Apparently some other distributions out there automate security updates a little more than we currently can do, by restarting affected services when a security update is done. I am pretty sure it's not a good idea to do this automatically, but (1) listing related services in the GLSA xml (2) talking about services to restart in Resolution guidelines and (3) having an option (-F ?) in glsa-check to both upgrade and restart related services (that happen to be running) would probably be a good idea. I know some users are already waiting for this. I see at least one problem with that, which is sometimes we just don't know what the related services are (for example a library vulnerability). In this case we could have a wildcard attribute saying 'could be anything, better reboot' or have a tool to determine if possible the list of affected package and tell people in GSLA to run the tool. Comments welcome...
XML-wise the following should be fine: <metadata tag="affected-system-services">name-of-service</metadata> ... and /etc/init.d/name-of-service restart gets issued.
The following should be even saner: <metadata tag="affected-system-services"> <metadata tag="affected-service" action="restart">name-of-service-1</metadata> <metadata tag="affected-service" action="stop,cleanCache,start">name-of-service-2</metadata> </metadata> This allows for several actions to be executed for irregular services as in name-of-service2 if we happen to need such behaviour.
I'd rather avoid the introduction of xml unless it's needed... in this case, just specifying a matrix of scripts to fool with depending on the end result of the merge (eg, is it upgraded, umerged, etc). I'd poke the community to find out exactly what they need; I suspect any code that runs between/after detected upgrades they'll want to extend for their own packages (eg, you're upgrading mysql from v3 to v4, run this script)...
> I'd rather avoid the introduction of xml unless it's needed... Our GLSAs are XML-based and that's what glsa-check reads...
so any addition to the GLSA syntax is now specified as <metadata> or what?
Using <metadata> is the only way of adding information without changing the DTD, so it's an easier change. That said, given the range of implications of this change, I think a DTD modification is our smallest issue, and this deserves it's own tags in a glsa.xml.
so anyone up for it? As long as the DTD is backwards compatible I don't have any problems with a new optional <service-restart> tag or similar, just using <metadata> for real data strikes me as odd and should be avoided.
Hmm, if noone is interested in this anymore maybe the bug should be closed ...
I guess the bug was lost for us. Sounds like a very useful feature:) Security any further comments?
Some thoughts: * Shouldn't the user run etc-update in between emerge and init.d restart? How do we cope with that? * Shouldn't this be handled by the package manager itself? I mean, this issue comes up at every upgrade / useflag change there is, not only on security-related updates.
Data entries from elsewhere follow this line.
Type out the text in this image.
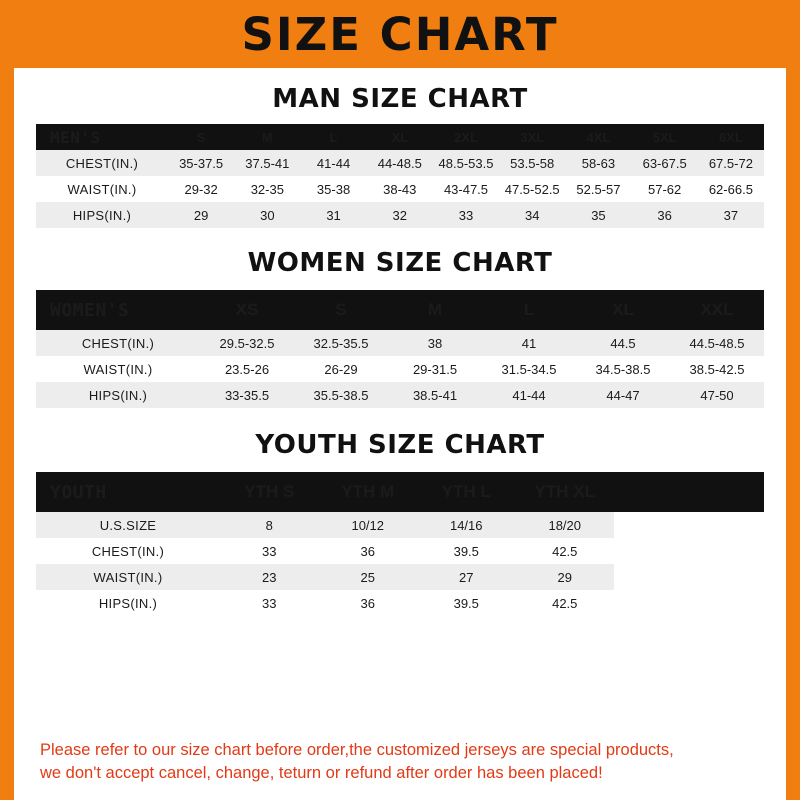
SIZE CHART
MAN SIZE CHART
MEN'S	S	M	L	XL	2XL	3XL	4XL	5XL	6XL
CHEST(IN.)	35-37.5	37.5-41	41-44	44-48.5	48.5-53.5	53.5-58	58-63	63-67.5	67.5-72
WAIST(IN.)	29-32	32-35	35-38	38-43	43-47.5	47.5-52.5	52.5-57	57-62	62-66.5
HIPS(IN.)	29	30	31	32	33	34	35	36	37
WOMEN SIZE CHART
WOMEN'S	XS	S	M	L	XL	XXL
CHEST(IN.)	29.5-32.5	32.5-35.5	38	41	44.5	44.5-48.5
WAIST(IN.)	23.5-26	26-29	29-31.5	31.5-34.5	34.5-38.5	38.5-42.5
HIPS(IN.)	33-35.5	35.5-38.5	38.5-41	41-44	44-47	47-50
YOUTH SIZE CHART
YOUTH	YTH S	YTH M	YTH L	YTH XL	
U.S.SIZE	8	10/12	14/16	18/20	
CHEST(IN.)	33	36	39.5	42.5	
WAIST(IN.)	23	25	27	29	
HIPS(IN.)	33	36	39.5	42.5	
Please refer to our size chart before order,the customized jerseys are special products,
we don't accept cancel, change, teturn or refund after order has been placed!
Why is it different here? * What about other scripts necessary to run, like database converts, or references to update guides within the Gentoo docs?
(In reply to comment #10) > Some thoughts: > > * Shouldn't the user run etc-update in between emerge and init.d restart? > How do we cope with that? That's rather easy to check (which package owns the service, and does that package have any pending config updates), so we could complain about it. > * Shouldn't this be handled by the package manager itself? I mean, this > issue comes up at every upgrade / useflag change there is, not only > on security-related updates. Why is it different here? Impact I assume, but you're right that it's a more general issue. Thinking about it, the real issue would be to keep track which services have already been restarted (manually), without depending on baselayout/openrc internals. So currently I guess the best we could do is to have emerge spit out a generic (ewarn) message to restart services X, Y and Z after a package update, but then ebuilds can already do that on their own (and has nothing to do with security anyway), and this would be a dupe of #47336 > * What about other scripts necessary to run, like database converts, or > references to update guides within the Gentoo docs? postinst notices should cover those, not much to automate as those usually require customization by the user (or they could be run by the ebuild)
It isn't possible for security to advise which services have to restart. Well, if there's a vulnerability in a small package like net-ftp/vsftpd itself it would be easy to advise to restart any running vsftpd service. However what do you want to do when dev-libs/openssl was updated? It is impossible for us to list all possible application using dev-libs/openssl. But we already have a solution in the repository. See app-admin/needrestart or app-admin/restart_services. Bot application will detect services based on deleted files in use.